L’ENF organise, en fait, la 2e édition 2019 du Symposium national de la bonne gouvernance, le 28 novembre 2019 à Bizerte. Cette édition portera sur le thème : «La formation, appui au processus de décentralisation ». Le séminaire se veut une occasion ou un forum de rencontre de tous les instituts publics de formation afin de fédérer davantage les moyens, mutualiser les ressources et partager les expériences réussies et les bonnes pratiques, pour ainsi atteindre une forme de synergie, à même de permettre à nos institutions de relever les défis de la formation des RH des collectivités publiques ainsi que des services déconcentrés de l’Etat.
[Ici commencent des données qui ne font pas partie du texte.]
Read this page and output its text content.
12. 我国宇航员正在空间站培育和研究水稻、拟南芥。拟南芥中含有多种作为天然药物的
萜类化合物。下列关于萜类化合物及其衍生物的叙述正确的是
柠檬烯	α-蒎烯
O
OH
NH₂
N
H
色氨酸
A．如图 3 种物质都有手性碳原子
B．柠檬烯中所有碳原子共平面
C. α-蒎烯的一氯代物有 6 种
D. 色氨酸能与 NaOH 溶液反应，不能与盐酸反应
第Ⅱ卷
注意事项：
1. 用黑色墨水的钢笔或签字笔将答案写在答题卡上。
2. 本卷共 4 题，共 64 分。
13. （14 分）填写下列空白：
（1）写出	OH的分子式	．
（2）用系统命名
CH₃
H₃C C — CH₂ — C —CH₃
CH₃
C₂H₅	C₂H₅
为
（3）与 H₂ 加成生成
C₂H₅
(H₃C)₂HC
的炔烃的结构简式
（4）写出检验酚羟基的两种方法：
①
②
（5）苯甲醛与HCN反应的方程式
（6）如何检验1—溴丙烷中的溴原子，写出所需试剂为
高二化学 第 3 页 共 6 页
Il permettra aussi de réunir les acteurs de la décentralisation (responsables administratifs des communes, responsables du ministère des Finances, responsables du ministère des Affaires locales, représentants du ministère de la Fonction publique, formateurs et experts tunisiens et étrangers, bénéficiaires/ apprenants)afin de débattre des difficultés et proposer des solutions.
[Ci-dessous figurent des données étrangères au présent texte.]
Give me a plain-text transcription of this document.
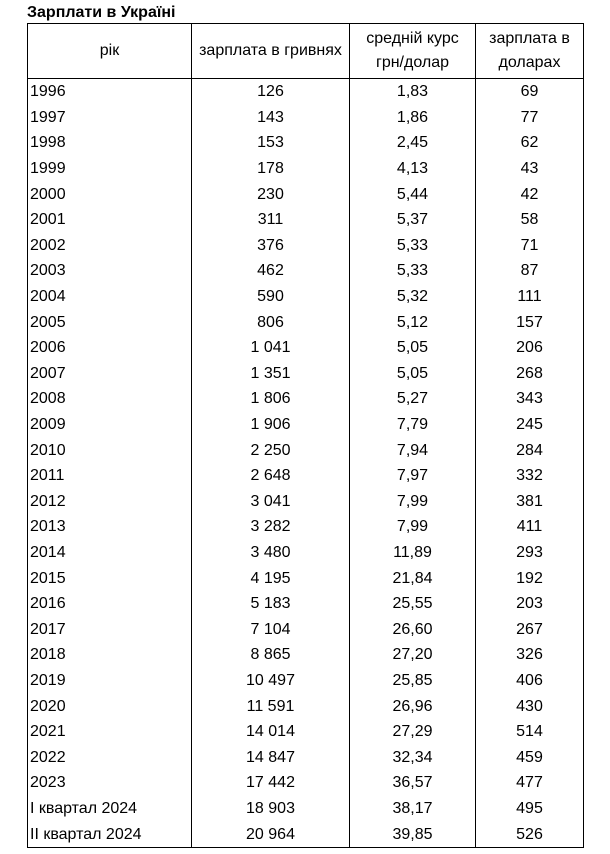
Зарплати в Україні
рік	зарплата в гривнях	средній курс грн/долар	зарплата в доларах
1996	126	1,83	69
1997	143	1,86	77
1998	153	2,45	62
1999	178	4,13	43
2000	230	5,44	42
2001	311	5,37	58
2002	376	5,33	71
2003	462	5,33	87
2004	590	5,32	111
2005	806	5,12	157
2006	1 041	5,05	206
2007	1 351	5,05	268
2008	1 806	5,27	343
2009	1 906	7,79	245
2010	2 250	7,94	284
2011	2 648	7,97	332
2012	3 041	7,99	381
2013	3 282	7,99	411
2014	3 480	11,89	293
2015	4 195	21,84	192
2016	5 183	25,55	203
2017	7 104	26,60	267
2018	8 865	27,20	326
2019	10 497	25,85	406
2020	11 591	26,96	430
2021	14 014	27,29	514
2022	14 847	32,34	459
2023	17 442	36,57	477
I квартал 2024	18 903	38,17	495
II квартал 2024	20 964	39,85	526
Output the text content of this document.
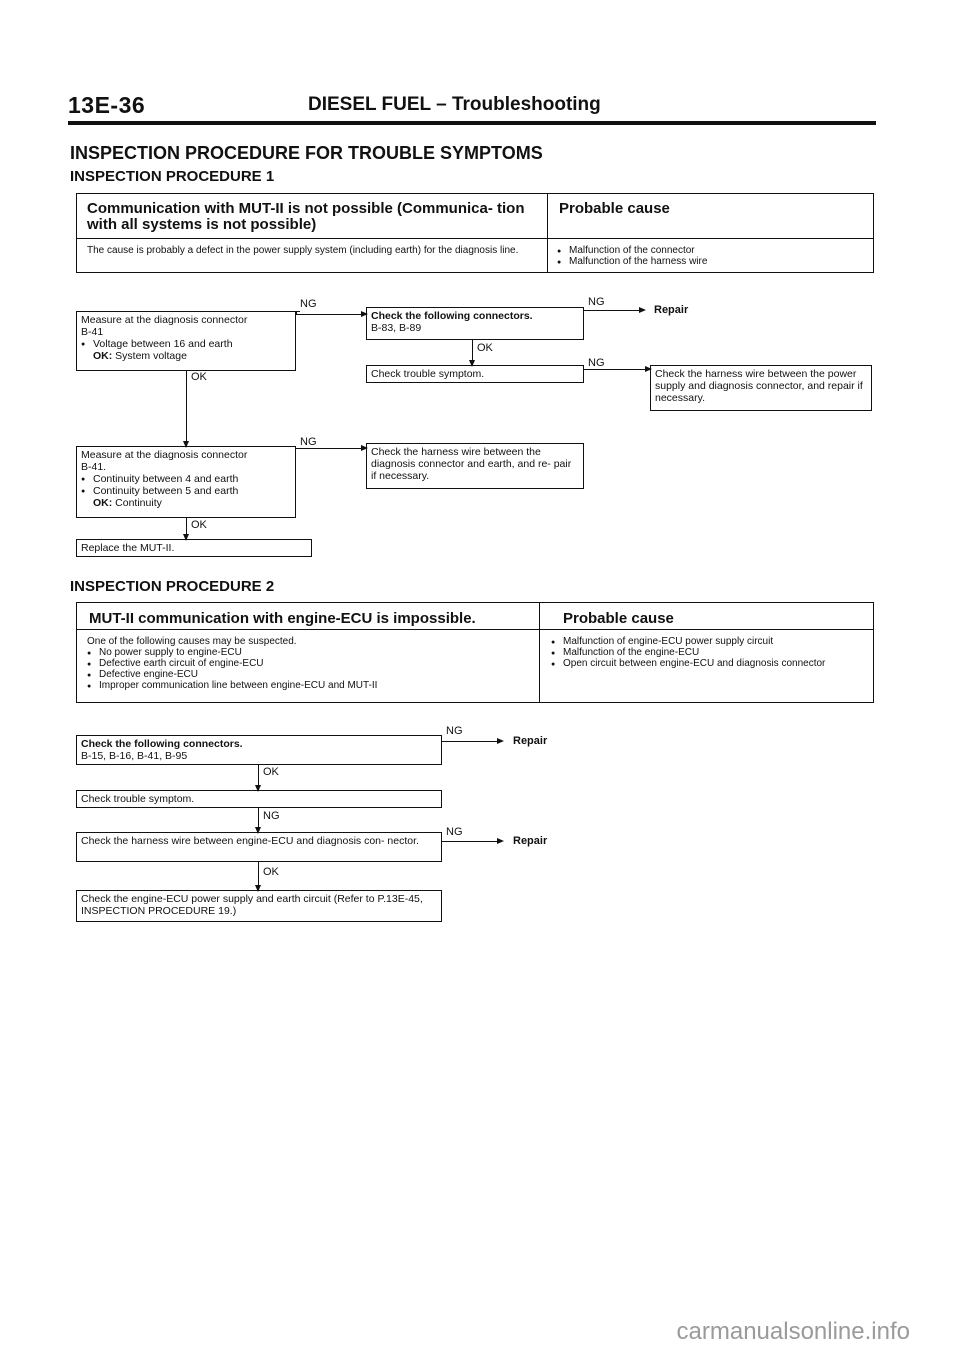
13E-36	DIESEL FUEL – Troubleshooting
INSPECTION PROCEDURE FOR TROUBLE SYMPTOMS
INSPECTION PROCEDURE 1
Communication with MUT-II is not possible (Communica- tion with all systems is not possible)
Probable cause
The cause is probably a defect in the power supply system (including earth) for the diagnosis line.
●	Malfunction of the connector
● Malfunction of the harness wire
Measure at the diagnosis connector
B-41
● Voltage between 16 and earth
OK: System voltage
NG
Check the following connectors.
B-83, B-89
NG
Repair
OK
Check trouble symptom.
NG
Check the harness wire between the power supply and diagnosis connector, and repair if necessary.
OK
Measure at the diagnosis connector
B-41.
● Continuity between 4 and earth
● Continuity between 5 and earth
OK: Continuity
NG
Check the harness wire between the diagnosis connector and earth, and re- pair if necessary.
OK
Replace the MUT-II.
INSPECTION PROCEDURE 2
MUT-II communication with engine-ECU is impossible.	Probable cause
One of the following causes may be suspected.
● No power supply to engine-ECU
● Defective earth circuit of engine-ECU
● Defective engine-ECU
● Improper communication line between engine-ECU and MUT-II
● Malfunction of engine-ECU power supply circuit
● Malfunction of the engine-ECU
● Open circuit between engine-ECU and diagnosis connector
Check the following connectors.
B-15, B-16, B-41, B-95
NG
Repair
OK
Check trouble symptom.
NG
Check the harness wire between engine-ECU and diagnosis con- nector.
NG
Repair
OK
Check the engine-ECU power supply and earth circuit (Refer to P.13E-45, INSPECTION PROCEDURE 19.)
carmanualsonline.info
La gestion des finances publiques en Tunisie représente de plus en plus un défi majeur tant pour les pouvoirs politiques que pour les citoyens ?
Le pays traverse depuis des années une situation socioéconomique assez critique caractérisée essentiellement par une stagnation économique ayant aggravé les déficits jumeaux (déficit budgétaire et déficit commercial). Tous les diagnostics menés jusque-là ne font que confirmer la nécessité impérieuse d’une refonte du modèle de développement dans le cadre d’un nouveau contrat social favorable à une croissance inclusive. Le principal défi est de transformer la structure de l’économie tunisienne pour stimuler la compétitivité, la valeur ajoutée et la productivité, dans le but d’atteindre une croissance plus élevée et plus inclusive. La réalisation de ces objectifs exige une action concertée afin d’améliorer les institutions de gouvernance économique et financière du pays. En effet, l’adoption d’une nouvelle gouvernance économique en Tunisie nécessiterait le réajustement des déséquilibres du modèle de développement économique et social en place dans l’optique de remettre le pays sur la voie d’une croissance plus élevée et plus inclusive. Il s’agit en fait d’accroître le rythme de la réforme dans plusieurs axes prioritaires : une transformation structurelle capable d’engendrer une amélioration nette de la compétitivité et une plus importante valeur ajoutée. Le pays doit orienter l’économie vers des activités à plus forte valeur ajoutée. La propulsion du développement régional pour réduire les inégalités, à travers la mise en œuvre d’une nouvelle approche du développement régional qui ira de pair avec le processus de décentralisation en cours. Il est possible de promouvoir une croissance inclusive par des politiques visant à combattre les inégalités spatiales dans l’accès aux services de base, et dans leur qualité, dans l’accès à de bonnes infrastructures et plus généralement en s’attaquant aux échecs institutionnels générateurs de «chances» inégales. Le renforcement de la stabilité financière et de la gouvernance du secteur bancaire. La réforme de l’administration publique en guise de plus de performance (réforme de la fonction publique et renforcement de la capacité des fonctionnaires). L’introduction d’une plus grande transparence et responsabilité dans les entreprises publiques. Et, enfin, la consolidation de la bonne gouvernance via la mise en œuvre intelligente, responsable et lucide des réformes en cours de lutte contre la corruption et la gouvernance ouverte.